A handful of things that aren't on a CV but are still part of how I think.

Bayern Munich, lifelong. Started watching in the Oliver Kahn era and never looked back. Tried to model my own game on Philipp Lahm: quiet, positionally relentless, never the loudest voice on the pitch but always the one holding the shape. Always had time for Ballack's number 13 too. I follow Bundesliga closely but watch across leagues, and I keep an eye on Nigeria and Germany at the international level. The football brain runs deep enough that the Bahcesehir thesis came directly from it: I have always had a knack for spotting talent before it reaches the first team, and the thesis was the technical version of that instinct. Don't be surprised to hear me talking up a prodigy who hasn't debuted yet.
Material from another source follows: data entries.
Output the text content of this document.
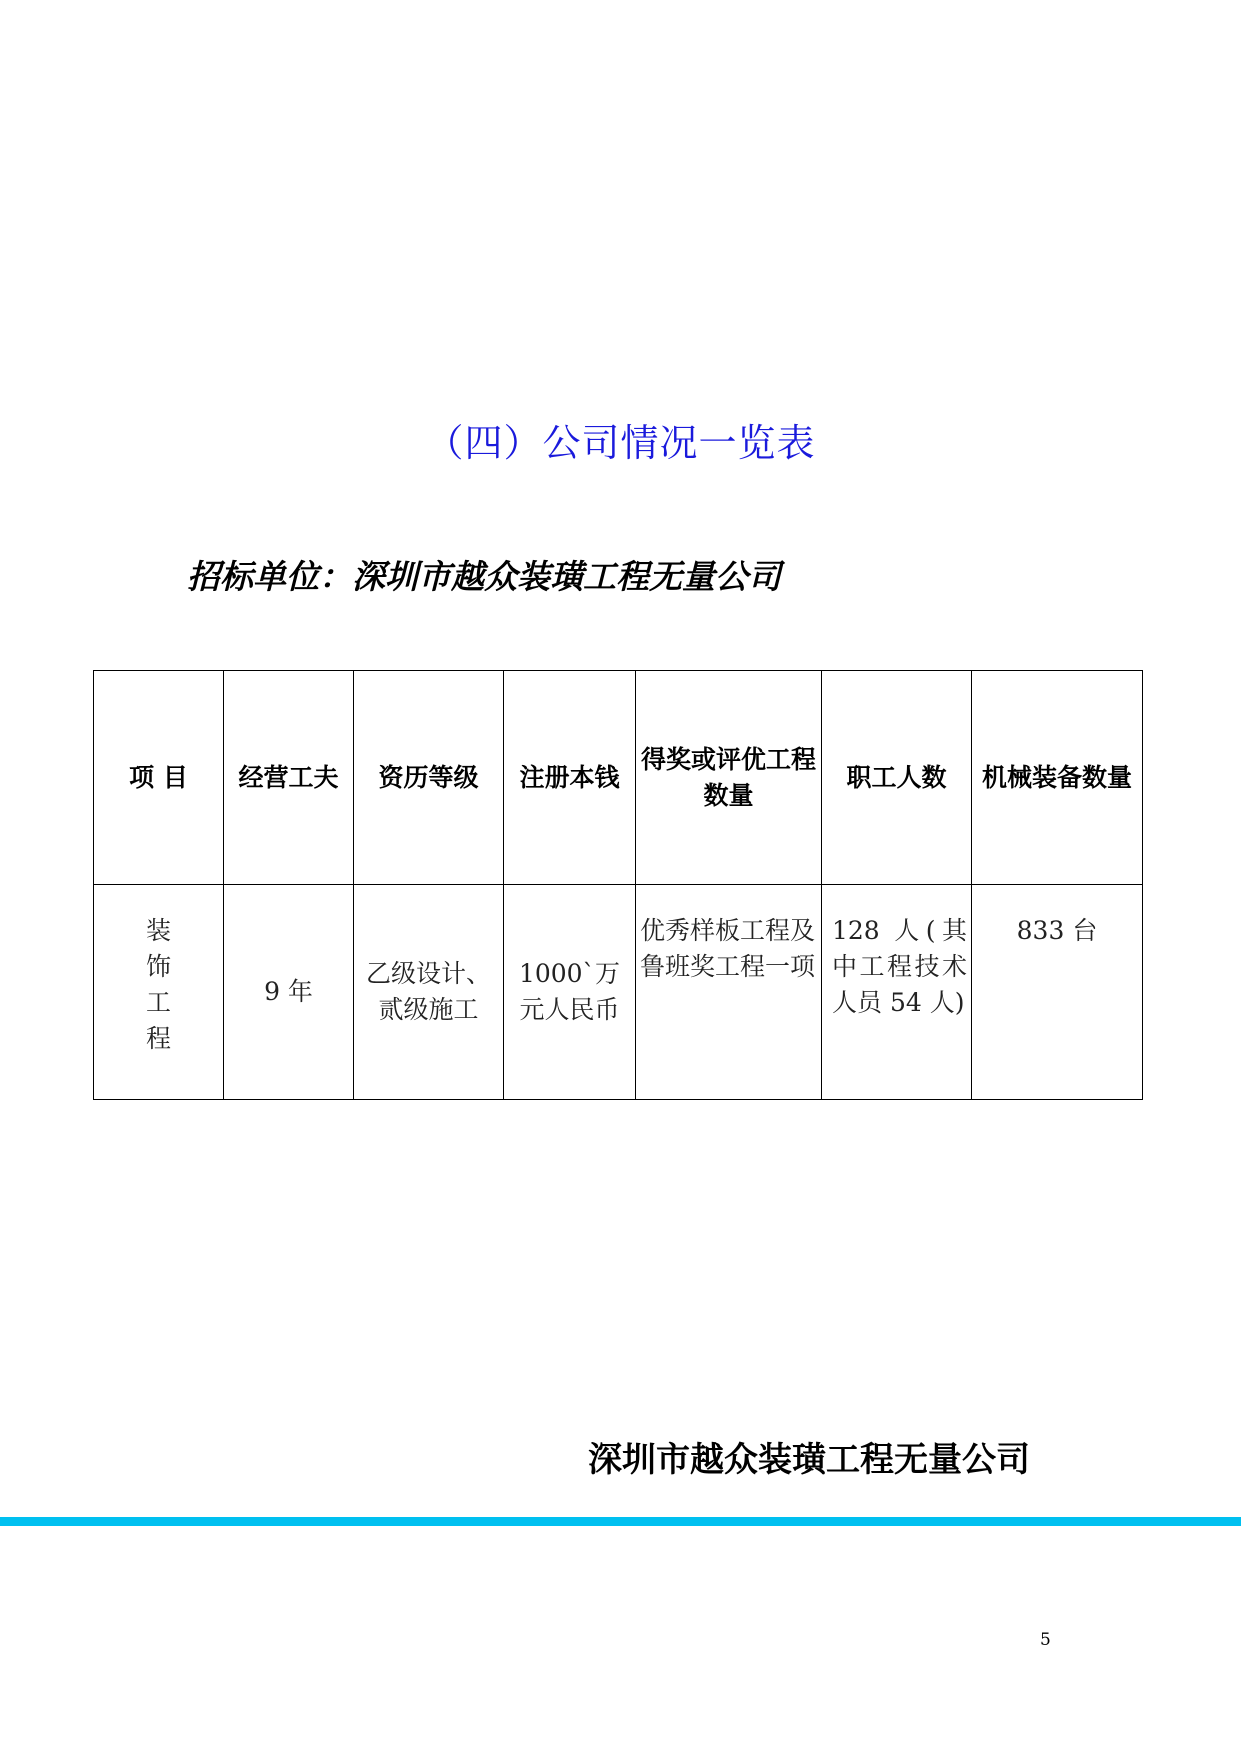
（四）公司情况一览表
招标单位：深圳市越众装璜工程无量公司
项 目	经营工夫	资历等级	注册本钱	得奖或评优工程数量	职工人数	机械装备数量
装饰工程	9 年	乙级设计、贰级施工	1000`万元人民币	优秀样板工程及鲁班奖工程一项	128 人(其中工程技术人员 54 人)	833 台
深圳市越众装璜工程无量公司
5
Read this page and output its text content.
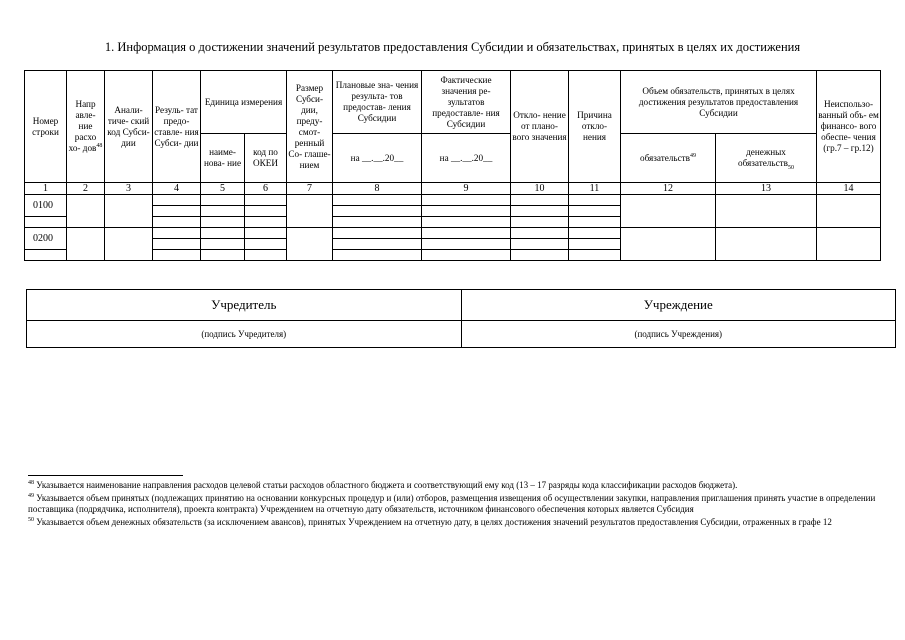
1. Информация о достижении значений результатов предоставления Субсидии и обязательствах, принятых в целях их достижения
Номер строки	Напр авле- ние расхо хо- дов$^{48}$	Анали- тиче- ский код Субси- дии	Резуль- тат предо- ставле- ния Субси- дии	Единица измерения		Размер Субси- дии, преду- смот- ренный Со- глаше- нием	Плановые зна- чения результа- тов предостав- ления Субсидии	Фактические значения ре- зультатов предоставле- ния Субсидии	Откло- нение от плано- вого значения	Причина откло- нения	Объем обязательств, принятых в целях достижения результатов предоставления Субсидии		Неиспользо- ванный объ- ем финансо- вого обеспе- чения (гр.7 – гр.12)
				наиме- нова- ние	код по ОКЕИ		на __.__.20__	на __.__.20__			обязательств$^{49}$	денежных обязательств$_{50}$
1	2	3	4	5	6	7	8	9	10	11	12	13	14
0100													

0200													

Учредитель	Учреждение
(подпись Учредителя)	(подпись Учреждения)

$^{48}$ Указывается наименование направления расходов целевой статьи расходов областного бюджета и соответствующий ему код (13 – 17 разряды кода классификации расходов бюджета).

$^{49}$ Указывается объем принятых (подлежащих принятию на основании конкурсных процедур и (или) отборов, размещения извещения об осуществлении закупки, направления приглашения принять участие в определении поставщика (подрядчика, исполнителя), проекта контракта) Учреждением на отчетную дату обязательств, источником финансового обеспечения которых является Субсидия

$^{50}$ Указывается объем денежных обязательств (за исключением авансов), принятых Учреждением на отчетную дату, в целях достижения значений результатов предоставления Субсидии, отраженных в графе 12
Modern philosophy and unfiltered cultural commentary. Mark Manson is a regular, Everything Is Fucked in particular. I read across that whole territory: the writers who refuse to varnish how the world actually works, from Scott Galloway's takes on business and culture to memoirs like Jordan Belfort's. Whatever the mood asks for, really. I'm a podcast person too: Steven Bartlett's Diary of a CEO, Afropolitan, a rotating set of others.

Istanbul, then Manchester. Five years in Türkiye left a mark. I miss the chaos, the chai, the food, and the everyday sense that anyone you meet might be from somewhere you'd never guess; the melting pot ran at a different intensity there. Manchester is the chill counterweight. The large Nigerian community here makes it feel like home, and Britain and Nigeria share enough Commonwealth-era wiring that the cultural edges line up in ways I find genuinely interesting.

Music as a working tool. Afrobeats, rap, R&B, reggae, dancehall, pop: the rotation depends entirely on the mood. Tems and Wizkid for laid-back work. Sean Paul when the energy needs to come up. Jahmiel when I want something with a bit of weight to it. I genuinely think the right music makes me faster.

Connector by default. I'm usually the common link in a group, the one introducing people who turn out to be exactly what each other needed. I love being well-rounded enough to surprise people with what I know about, and I love learning from people who know more than I do about the things I haven't gotten to yet. I'll drop a proverb mid-conversation like I lived with my ancestors. Currently want to learn chess properly, and I owe my old football boots a return.

One small opinion. Sushi is overrated. I've tried, repeatedly. I don't get it.